For everything there is a season, and a time for every matter under heaven:
…a time to keep silence, and a time to speak – Ecclesiastes 3:7b
Recently, I’ve found myself trying to be wise and use discernment on when to speak up and when to shut up on social media on a number of important issues, including sexuality, doctrine and politics. Do you ever struggle with this? Do you ever see something posted on Twitter or Facebook that is contrary to your view and you feel compelled to enter into the discussion, whether it is “liking” or retweeting a comment, or adding your own comment? In general, I think that people are likely to post comments on social media that they might never say to your face. Have we become addicted to outrage?
The issues mentioned above are ones in which there is a great deal of diversity of thought and passion among Christians. How can we represent Christ well in our interactions online? When should we speak up and when is it better to shut up? I want to have a teachable, not a critical spirit, here.
Some months back I wrote an article “Confessions of a (Recovering) Elder Brother”. In that article I wrote about doctrinal pride and a critical or judgmental spirit, both of which are problems for me when I read something posted on social media that I disagree with on an issue that is important to me.

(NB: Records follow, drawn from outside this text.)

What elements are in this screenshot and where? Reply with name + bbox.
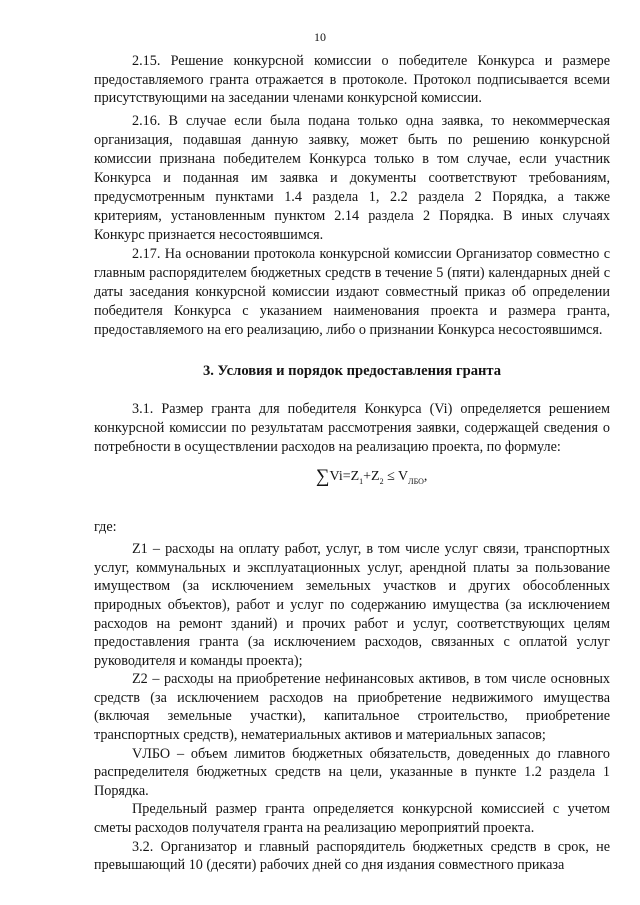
formula-sub-lbo: ЛБО (408, 476, 424, 486)
sum-sign: ∑ (316, 466, 330, 488)
formula-plus: +Z (363, 469, 380, 485)
paragraph-2-17: 2.17. На основании протокола конкурсной комиссии Организатор совместно с главным распорядителем бюджетных средств в течение 5 (пяти) календарных дней с даты заседания конкурсной комиссии издают совместный приказ об определении победителя Конкурса с указанием наименования проекта и размера гранта, предоставляемого на его реализацию, либо о признании Конкурса несостоявшимся. (94, 245, 610, 338)
paragraph-2-16: 2.16. В случае если была подана только одна заявка, то некоммерческая организация, подавшая данную заявку, может быть по решению конкурсной комиссии признана победителем Конкурса только в том случае, если участник Конкурса и поданная им заявка и документы соответствуют требованиям, предусмотренным пунктами 1.4 раздела 1, 2.2 раздела 2 Порядка, а также критериям, установленным пунктом 2.14 раздела 2 Порядка. В иных случаях Конкурс признается несостоявшимся. (94, 112, 610, 243)
definition-vlbo: VЛБО – объем лимитов бюджетных обязательств, доведенных до главного распределителя бюджетных средств на цели, указанные в пункте 1.2 раздела 1 Порядка. (94, 745, 610, 799)
definition-z2: Z2 – расходы на приобретение нефинансовых активов, в том числе основных средств (за исключением расходов на приобретение недвижимого имущества (включая земельные участки), капитальное строительство, приобретение транспортных средств), нематериальных активов и материальных запасов; (94, 671, 610, 744)
formula-tail: , (423, 469, 428, 485)
paragraph-3-1: 3.1. Размер гранта для победителя Конкурса (Vi) определяется решением конкурсной комиссии по результатам рассмотрения заявки, содержащей сведения о потребности в осуществлении расходов на реализацию проекта, по формуле: (94, 401, 610, 455)
formula-sub-2: 2 (379, 476, 384, 486)
document-body (94, 52, 610, 875)
section-heading: 3. Условия и порядок предоставления гранта (202, 362, 502, 379)
paragraph-grant-limit: Предельный размер гранта определяется конкурсной комиссией с учетом сметы расходов получателя гранта на реализацию мероприятий проекта. (94, 801, 610, 837)
formula-lhs: Vi=Z (329, 469, 360, 485)
definition-z1: Z1 – расходы на оплату работ, услуг, в том числе услуг связи, транспортных услуг, коммунальных и эксплуатационных услуг, арендной платы за пользование имуществом (за исключением земельных участков и других обособленных природных объектов), работ и услуг по содержанию имущества (за исключением расходов на ремонт зданий) и прочих работ и услуг, соответствующих целям предоставления гранта (за исключением расходов, связанных с оплатой услуг руководителя и команды проекта); (94, 541, 610, 669)
formula-leq: ≤ V (383, 469, 409, 485)
where-label: где: (94, 518, 117, 535)
formula-sub-1: 1 (359, 476, 364, 486)
paragraph-2-15: 2.15. Решение конкурсной комиссии о победителе Конкурса и размере предоставляемого гранта отражается в протоколе. Протокол подписывается всеми присутствующими на заседании членами конкурсной комиссии. (94, 53, 610, 107)
paragraph-3-2: 3.2. Организатор и главный распорядитель бюджетных средств в срок, не превышающий 10 (десяти) рабочих дней со дня издания совместного приказа (94, 838, 610, 874)
grant-formula (94, 468, 610, 491)
page-number: 10 (314, 30, 326, 44)
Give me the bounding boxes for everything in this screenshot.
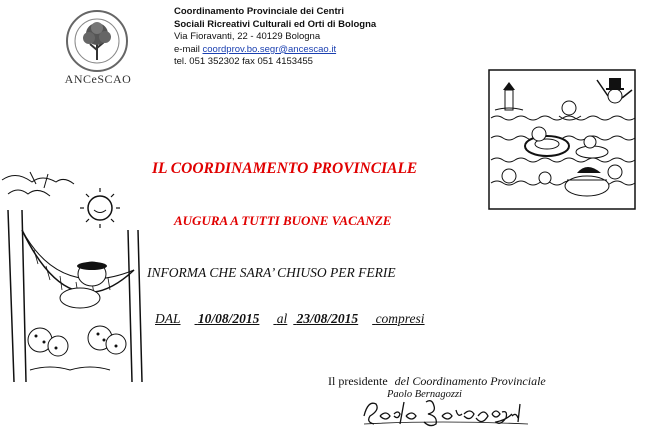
email-line — [174, 44, 376, 57]
address: Via Fioravanti, 22 - 40129 Bologna — [174, 31, 321, 43]
closure-info: INFORMA CHE SARA’ CHIUSO PER FERIE — [147, 265, 396, 280]
email-link[interactable]: coordprov.bo.segr@ancescao.it — [202, 43, 337, 55]
phone-fax: tel. 051 352302 fax 051 4153455 — [174, 56, 313, 68]
logo-text: ANCeSCAO — [64, 72, 132, 86]
ancescao-logo — [62, 8, 132, 74]
hammock-cartoon-illustration — [0, 170, 150, 382]
president-org: del Coordinamento Provinciale — [394, 374, 546, 388]
to-date: 23/08/2015 — [296, 311, 359, 326]
al-label: al — [276, 311, 288, 326]
president-role: Il presidente — [328, 374, 388, 388]
closure-dates — [155, 311, 425, 327]
dal-label: DAL — [155, 311, 181, 326]
president-line — [328, 374, 546, 389]
from-date: 10/08/2015 — [197, 311, 260, 326]
beach-cartoon-illustration — [487, 68, 637, 211]
wishes-line: AUGURA A TUTTI BUONE VACANZE — [174, 213, 392, 228]
email-label: e-mail — [174, 43, 200, 55]
org-name-line1: Coordinamento Provinciale dei Centri — [174, 6, 344, 17]
president-name: Paolo Bernagozzi — [387, 389, 462, 400]
title-coordinamento: IL COORDINAMENTO PROVINCIALE — [152, 160, 418, 177]
letterhead — [174, 6, 376, 69]
handwritten-signature — [360, 394, 530, 430]
org-name-line2: Sociali Ricreativi Culturali ed Orti di Bologna — [174, 18, 377, 30]
compresi-label: compresi — [375, 311, 425, 326]
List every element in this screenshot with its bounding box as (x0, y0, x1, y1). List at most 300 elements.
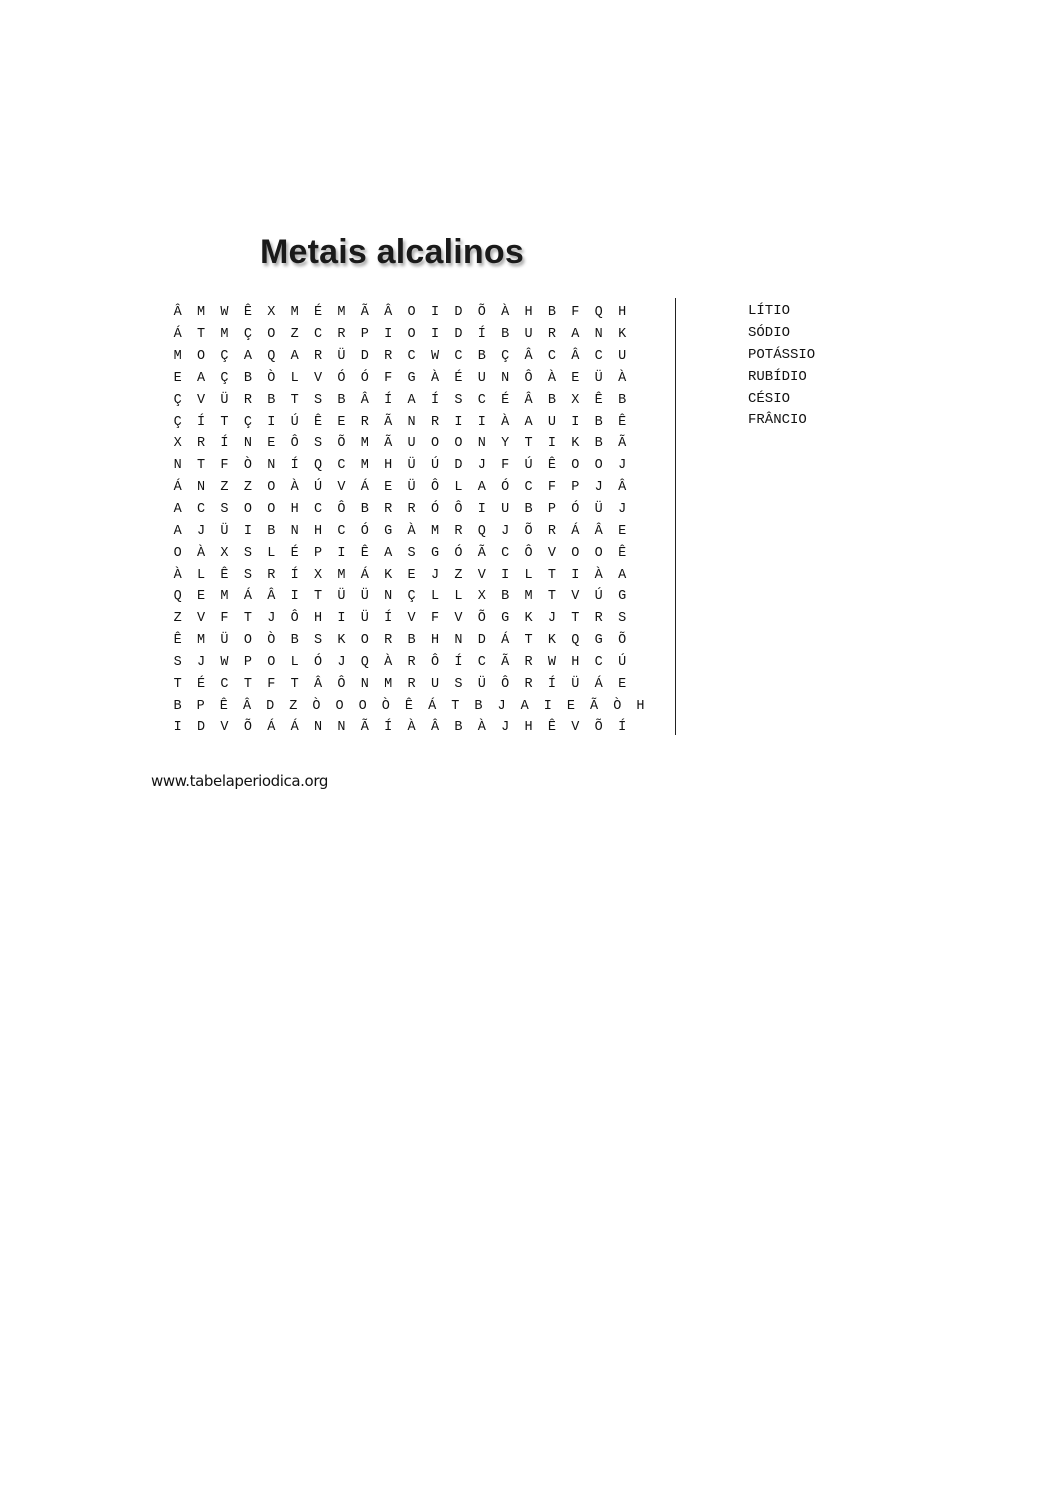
word-list-item: SÓDIO (748, 324, 791, 341)
grid-letter: I (267, 414, 276, 430)
grid-letter: À (430, 370, 440, 386)
grid-letter: Ã (384, 414, 393, 430)
grid-letter: M (220, 589, 229, 605)
grid-letter: H (618, 305, 627, 321)
grid-letter: Ü (477, 676, 486, 692)
grid-letter: C (477, 654, 486, 670)
grid-letter: Â (173, 305, 182, 321)
grid-letter: Ó (571, 502, 580, 518)
grid-letter: U (477, 370, 486, 386)
grid-letter: O (571, 458, 580, 474)
grid-letter: Ó (313, 654, 323, 670)
grid-letter: H (313, 523, 323, 539)
grid-letter: U (501, 502, 510, 518)
grid-letter: Á (173, 480, 182, 496)
grid-letter: Í (477, 327, 486, 343)
grid-row (166, 302, 652, 324)
grid-letter: A (197, 370, 206, 386)
grid-letter: V (337, 480, 346, 496)
grid-letter: B (547, 392, 556, 408)
grid-letter: Ò (381, 698, 390, 714)
grid-letter: É (501, 392, 510, 408)
grid-letter: L (197, 567, 206, 583)
grid-letter: B (267, 392, 276, 408)
grid-row (166, 652, 652, 674)
grid-letter: Ã (590, 698, 599, 714)
grid-letter: B (337, 392, 346, 408)
grid-letter: Â (524, 392, 533, 408)
grid-letter: T (313, 589, 323, 605)
grid-letter: Ã (501, 654, 510, 670)
grid-letter: L (454, 480, 463, 496)
grid-letter: O (197, 349, 206, 365)
grid-letter: W (220, 305, 229, 321)
grid-letter: N (477, 436, 486, 452)
grid-letter: C (337, 458, 346, 474)
grid-letter: B (173, 698, 182, 714)
grid-letter: X (313, 567, 323, 583)
grid-letter: Á (360, 567, 369, 583)
grid-letter: I (547, 436, 556, 452)
grid-letter: I (243, 523, 252, 539)
grid-letter: T (524, 436, 533, 452)
grid-letter: N (337, 720, 346, 736)
grid-letter: F (220, 458, 229, 474)
grid-letter: U (618, 349, 627, 365)
grid-row (166, 324, 652, 346)
grid-letter: Á (428, 698, 437, 714)
page-title: Metais alcalinos (260, 233, 524, 271)
footer-url: www.tabelaperiodica.org (151, 772, 328, 790)
grid-letter: O (358, 698, 367, 714)
grid-letter: H (636, 698, 645, 714)
grid-letter: Á (360, 480, 369, 496)
grid-letter: P (196, 698, 205, 714)
grid-letter: D (266, 698, 275, 714)
grid-letter: Ú (618, 654, 627, 670)
grid-letter: I (384, 327, 393, 343)
grid-letter: M (384, 676, 393, 692)
grid-letter: A (477, 480, 486, 496)
grid-letter: G (594, 633, 603, 649)
grid-letter: C (220, 676, 229, 692)
grid-letter: À (384, 654, 393, 670)
grid-letter: V (571, 720, 580, 736)
grid-letter: H (384, 458, 393, 474)
grid-letter: Í (384, 392, 393, 408)
grid-row (166, 673, 652, 695)
grid-letter: Ú (430, 458, 440, 474)
grid-letter: F (430, 611, 440, 627)
grid-letter: P (313, 545, 323, 561)
grid-letter: Ç (173, 414, 182, 430)
grid-letter: D (197, 720, 206, 736)
grid-letter: N (501, 370, 510, 386)
grid-letter: Ã (618, 436, 627, 452)
grid-letter: Z (243, 480, 252, 496)
grid-letter: Â (430, 720, 440, 736)
grid-letter: J (267, 611, 276, 627)
grid-letter: Q (594, 305, 603, 321)
grid-letter: Í (547, 676, 556, 692)
grid-letter: E (407, 567, 416, 583)
grid-letter: S (173, 654, 182, 670)
grid-letter: K (547, 633, 556, 649)
grid-letter: L (290, 370, 299, 386)
grid-letter: Õ (477, 611, 486, 627)
grid-letter: J (497, 698, 506, 714)
grid-letter: E (618, 676, 627, 692)
grid-letter: N (173, 458, 182, 474)
grid-letter: C (524, 480, 533, 496)
grid-letter: J (501, 720, 510, 736)
grid-row (166, 389, 652, 411)
grid-letter: B (618, 392, 627, 408)
word-list-item: RUBÍDIO (748, 368, 807, 385)
grid-letter: B (501, 327, 510, 343)
grid-row (166, 346, 652, 368)
grid-letter: Ã (360, 305, 369, 321)
grid-letter: É (313, 305, 323, 321)
grid-letter: X (267, 305, 276, 321)
grid-letter: R (594, 611, 603, 627)
grid-letter: M (360, 436, 369, 452)
grid-letter: T (197, 458, 206, 474)
grid-letter: L (290, 654, 299, 670)
grid-letter: I (543, 698, 552, 714)
grid-letter: Â (242, 698, 252, 714)
grid-letter: À (173, 567, 182, 583)
grid-letter: J (430, 567, 440, 583)
grid-letter: F (267, 676, 276, 692)
grid-letter: O (430, 436, 440, 452)
grid-letter: O (594, 458, 603, 474)
grid-letter: J (618, 458, 627, 474)
grid-letter: H (571, 654, 580, 670)
grid-letter: É (454, 370, 463, 386)
grid-letter: M (524, 589, 533, 605)
grid-letter: O (267, 480, 276, 496)
grid-letter: B (243, 370, 252, 386)
grid-letter: H (524, 720, 533, 736)
grid-letter: T (243, 611, 252, 627)
grid-row (166, 477, 652, 499)
grid-letter: Ê (618, 414, 627, 430)
grid-letter: Ú (313, 480, 323, 496)
word-list-item: POTÁSSIO (748, 346, 816, 363)
grid-letter: Ú (290, 414, 299, 430)
grid-letter: Z (220, 480, 229, 496)
grid-letter: Á (290, 720, 299, 736)
grid-letter: Í (618, 720, 627, 736)
grid-letter: V (197, 392, 206, 408)
grid-letter: Ü (220, 633, 229, 649)
grid-letter: Á (571, 523, 580, 539)
grid-letter: I (173, 720, 182, 736)
grid-letter: Ê (360, 545, 369, 561)
grid-letter: G (430, 545, 440, 561)
grid-letter: L (430, 589, 440, 605)
grid-letter: O (571, 545, 580, 561)
grid-letter: C (407, 349, 416, 365)
grid-letter: H (524, 305, 533, 321)
grid-letter: S (313, 436, 323, 452)
grid-letter: O (243, 633, 252, 649)
grid-letter: J (594, 480, 603, 496)
grid-letter: Í (197, 414, 206, 430)
grid-letter: Y (501, 436, 510, 452)
grid-letter: R (384, 633, 393, 649)
grid-letter: O (267, 502, 276, 518)
grid-letter: Õ (243, 720, 252, 736)
grid-letter: Á (173, 327, 182, 343)
grid-letter: Ã (384, 436, 393, 452)
grid-letter: A (290, 349, 299, 365)
grid-letter: Q (477, 523, 486, 539)
grid-letter: R (407, 502, 416, 518)
grid-letter: V (407, 611, 416, 627)
grid-letter: I (501, 567, 510, 583)
grid-letter: Õ (618, 633, 627, 649)
grid-letter: R (313, 349, 323, 365)
grid-letter: J (477, 458, 486, 474)
grid-letter: Â (524, 349, 533, 365)
grid-letter: C (547, 349, 556, 365)
grid-letter: O (360, 633, 369, 649)
grid-letter: Í (384, 720, 393, 736)
word-list-item: LÍTIO (748, 303, 791, 319)
grid-letter: T (173, 676, 182, 692)
grid-letter: Ã (360, 720, 369, 736)
grid-letter: Ò (243, 458, 252, 474)
grid-letter: V (571, 589, 580, 605)
grid-letter: E (197, 589, 206, 605)
grid-letter: Ç (243, 414, 252, 430)
vertical-divider (675, 298, 676, 735)
grid-letter: Ô (337, 676, 346, 692)
grid-letter: R (407, 676, 416, 692)
grid-letter: K (618, 327, 627, 343)
grid-letter: I (571, 567, 580, 583)
grid-letter: T (547, 567, 556, 583)
grid-letter: B (454, 720, 463, 736)
grid-letter: À (547, 370, 556, 386)
grid-letter: Ê (594, 392, 603, 408)
grid-letter: Ó (360, 523, 369, 539)
grid-letter: B (524, 502, 533, 518)
grid-letter: A (384, 545, 393, 561)
grid-letter: Ô (524, 545, 533, 561)
grid-letter: Z (454, 567, 463, 583)
grid-letter: A (571, 327, 580, 343)
grid-letter: I (290, 589, 299, 605)
grid-letter: C (454, 349, 463, 365)
grid-letter: T (197, 327, 206, 343)
grid-letter: A (407, 392, 416, 408)
grid-letter: E (267, 436, 276, 452)
grid-letter: Ú (594, 589, 603, 605)
grid-row (166, 411, 652, 433)
grid-row (166, 608, 652, 630)
grid-letter: V (454, 611, 463, 627)
grid-letter: R (197, 436, 206, 452)
grid-letter: B (360, 502, 369, 518)
grid-letter: S (243, 545, 252, 561)
grid-letter: Á (594, 676, 603, 692)
grid-letter: N (243, 436, 252, 452)
grid-letter: S (313, 633, 323, 649)
grid-letter: Ô (430, 654, 440, 670)
grid-letter: O (267, 327, 276, 343)
grid-letter: I (337, 611, 346, 627)
grid-letter: F (220, 611, 229, 627)
grid-letter: Õ (594, 720, 603, 736)
grid-letter: Ú (524, 458, 533, 474)
grid-letter: Â (267, 589, 276, 605)
grid-letter: Õ (337, 436, 346, 452)
grid-letter: Ò (267, 370, 276, 386)
grid-letter: D (454, 327, 463, 343)
grid-letter: À (290, 480, 299, 496)
grid-letter: Õ (524, 523, 533, 539)
grid-letter: B (407, 633, 416, 649)
grid-letter: G (384, 523, 393, 539)
grid-letter: À (594, 567, 603, 583)
grid-letter: S (454, 676, 463, 692)
grid-letter: I (337, 545, 346, 561)
grid-letter: G (407, 370, 416, 386)
grid-letter: Z (290, 327, 299, 343)
grid-letter: O (454, 436, 463, 452)
grid-letter: R (547, 523, 556, 539)
grid-letter: B (547, 305, 556, 321)
grid-letter: S (313, 392, 323, 408)
grid-letter: C (594, 654, 603, 670)
grid-row (166, 564, 652, 586)
grid-letter: À (618, 370, 627, 386)
grid-letter: Ê (547, 720, 556, 736)
grid-letter: R (360, 414, 369, 430)
grid-letter: Ô (501, 676, 510, 692)
grid-letter: J (547, 611, 556, 627)
grid-letter: T (524, 633, 533, 649)
grid-letter: R (407, 654, 416, 670)
grid-letter: U (407, 436, 416, 452)
grid-letter: O (407, 305, 416, 321)
grid-letter: H (290, 502, 299, 518)
grid-letter: M (220, 327, 229, 343)
grid-letter: Ê (547, 458, 556, 474)
grid-letter: R (454, 523, 463, 539)
grid-letter: J (337, 654, 346, 670)
grid-row (166, 630, 652, 652)
grid-letter: N (384, 589, 393, 605)
grid-letter: Ô (337, 502, 346, 518)
grid-letter: Ó (360, 370, 369, 386)
grid-letter: R (547, 327, 556, 343)
grid-letter: D (454, 305, 463, 321)
grid-letter: L (454, 589, 463, 605)
grid-letter: F (571, 305, 580, 321)
grid-letter: J (197, 523, 206, 539)
grid-letter: T (290, 676, 299, 692)
grid-letter: Á (243, 589, 252, 605)
grid-letter: Ô (290, 436, 299, 452)
grid-letter: Í (220, 436, 229, 452)
grid-letter: Ü (220, 392, 229, 408)
grid-letter: A (173, 502, 182, 518)
grid-letter: N (267, 458, 276, 474)
grid-letter: Ü (594, 370, 603, 386)
grid-letter: Ó (337, 370, 346, 386)
grid-row (166, 586, 652, 608)
grid-letter: Ü (360, 589, 369, 605)
grid-letter: C (501, 545, 510, 561)
grid-letter: Ç (220, 349, 229, 365)
grid-letter: Ü (360, 611, 369, 627)
grid-letter: D (360, 349, 369, 365)
grid-letter: V (547, 545, 556, 561)
grid-letter: M (430, 523, 440, 539)
grid-letter: E (337, 414, 346, 430)
grid-letter: F (384, 370, 393, 386)
grid-letter: I (571, 414, 580, 430)
grid-letter: E (571, 370, 580, 386)
word-list (748, 301, 815, 432)
grid-letter: W (220, 654, 229, 670)
grid-letter: N (360, 676, 369, 692)
grid-letter: B (477, 349, 486, 365)
grid-letter: C (477, 392, 486, 408)
grid-letter: D (477, 633, 486, 649)
grid-letter: C (337, 523, 346, 539)
grid-letter: E (173, 370, 182, 386)
grid-letter: R (524, 654, 533, 670)
grid-letter: P (571, 480, 580, 496)
grid-letter: À (407, 523, 416, 539)
grid-letter: Â (618, 480, 627, 496)
grid-letter: R (430, 414, 440, 430)
grid-letter: Ü (571, 676, 580, 692)
grid-letter: Ô (524, 370, 533, 386)
grid-letter: D (454, 458, 463, 474)
grid-letter: V (197, 611, 206, 627)
grid-letter: I (477, 414, 486, 430)
grid-letter: À (197, 545, 206, 561)
grid-letter: X (477, 589, 486, 605)
grid-letter: E (618, 523, 627, 539)
grid-letter: M (360, 458, 369, 474)
grid-letter: F (547, 480, 556, 496)
grid-letter: T (571, 611, 580, 627)
grid-letter: R (384, 502, 393, 518)
word-search-grid (166, 302, 652, 739)
word-list-item: FRÂNCIO (748, 412, 807, 429)
grid-letter: S (243, 567, 252, 583)
grid-letter: Â (594, 523, 603, 539)
grid-letter: B (501, 589, 510, 605)
grid-letter: A (524, 414, 533, 430)
grid-letter: Ü (220, 523, 229, 539)
grid-letter: Z (173, 611, 182, 627)
grid-letter: U (524, 327, 533, 343)
grid-letter: J (618, 502, 627, 518)
grid-letter: H (430, 633, 440, 649)
grid-letter: K (524, 611, 533, 627)
grid-letter: A (520, 698, 529, 714)
grid-letter: Â (360, 392, 369, 408)
grid-letter: S (220, 502, 229, 518)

I am an elder in my church. 1 Timothy 3: 1-7 lists qualifications for elders, several of which are applicable to how I engage on social media. These include such things as being self-controlled, respectful, not quarrelsome and well thought of by outsiders (those outside of the church). Titus 1: 5-9 adds that elders are to be disciplined and not quick-tempered. I have to keep these qualifications in mind as I go about my social media communications on “hot button” issues.
Thomas Kidd has written that online communication is uniquely susceptible to bad judgments and overreactions. His suggestion is that you should wait to respond when you feel irritated or provoked. If you are getting ready to send a tweet, e-mail, or other message that has any potential to be misinterpreted or damaging if not handled correctly, wait before sending. He tells us that just a bit more time and perspective can save us from saying some really stupid things.
I was recently helped in this area by watching this roundtable discussion on “How to Disagree” with Tim Keller, Michael Horton and Matt Chandler. They stress the importance of relationship, and also not assuming “slippery slope” intentions on others. I would also add that we should not assume someone’s public silence is tacit agreement.
So let’s start with some clear cut examples. When to speak up? Adam in the garden of Eden. He would have saved us a world of hurt!
When to shut up? Maxwell the Geico spokespig:
I think I’ll get all Likes and Thumbs Up on those examples. But it would be nice to have some guiding principles when your finger is poised on the ‘Post’ button.
- In an article by Jonathan Parnell he states, “… all Christians should stand up and tell it like they see it. Let the chips fall where they will. Don’t worry if the public doesn’t even agree with your most basic assumptions. Your job is not to win. Your job is not to control this society. Your job is to say what God wants said.
The Bible says that the law of God is written on the heart of every person (Romans 1:32; 2:15). It says that everyone is created in God’s image (Genesis 1:27). There is reason to believe, then, that your witness to the truth — about abortion, or any other issue — will trigger something deep inside of people.”
- Be wise in the way you act toward outsiders; make the most of every opportunity. Let your conversation be always full of grace, seasoned with salt, so that you may know how to answer everyone. – Colossians 4:5-6
- First they came for the Socialists, and I did not speak out—
Because I was not a Socialist.
Then they came for the Trade Unionists, and I did not speak out—
Because I was not a Trade Unionist.
Then they came for the Jews, and I did not speak out—
Because I was not a Jew.
Then they came for me—and there was no one left to speak for me.
~ German Lutheran pastor Martin Niemöller
- Speak up for those who cannot speak for themselves,
for the rights of all who are destitute.
Speak up and judge fairly;
defend the rights of the poor and needy. – Proverbs 31:8-9
- If a wise man has an argument with a fool,
the fool only rages and laughs, and there is no quiet.
A fool gives full vent to his spirit,
but a wise man quietly holds it back. – Proverbs 29: 9, 11
- James tells us that the tongue is a fire (James 3:6). On this verse, the Reformation Study Bible tells us “An uncontrolled tongue is likened to a fire that rages out of control. Evil speech (including blasphemy, gossip, slander, lying, false vows, and the like) has the power to spoil, stain, and corrupt the entire moral character of a person”.
- Tim Keller writes in his book God’s Wisdom for Navigating Life, “According to Jesus, all words – good and bad – are indicators of our heart”. He goes on to state “An abrasive tongue, a lying tongue, a foolish tongue – all of these are signs of a person who has resentment, dishonesty, and pride in his or her own heart”.
These tips from Scripture, and some wise leaders can help us to be wise in determining whether we should speak up or shut up. What other thoughts do you have on this subject?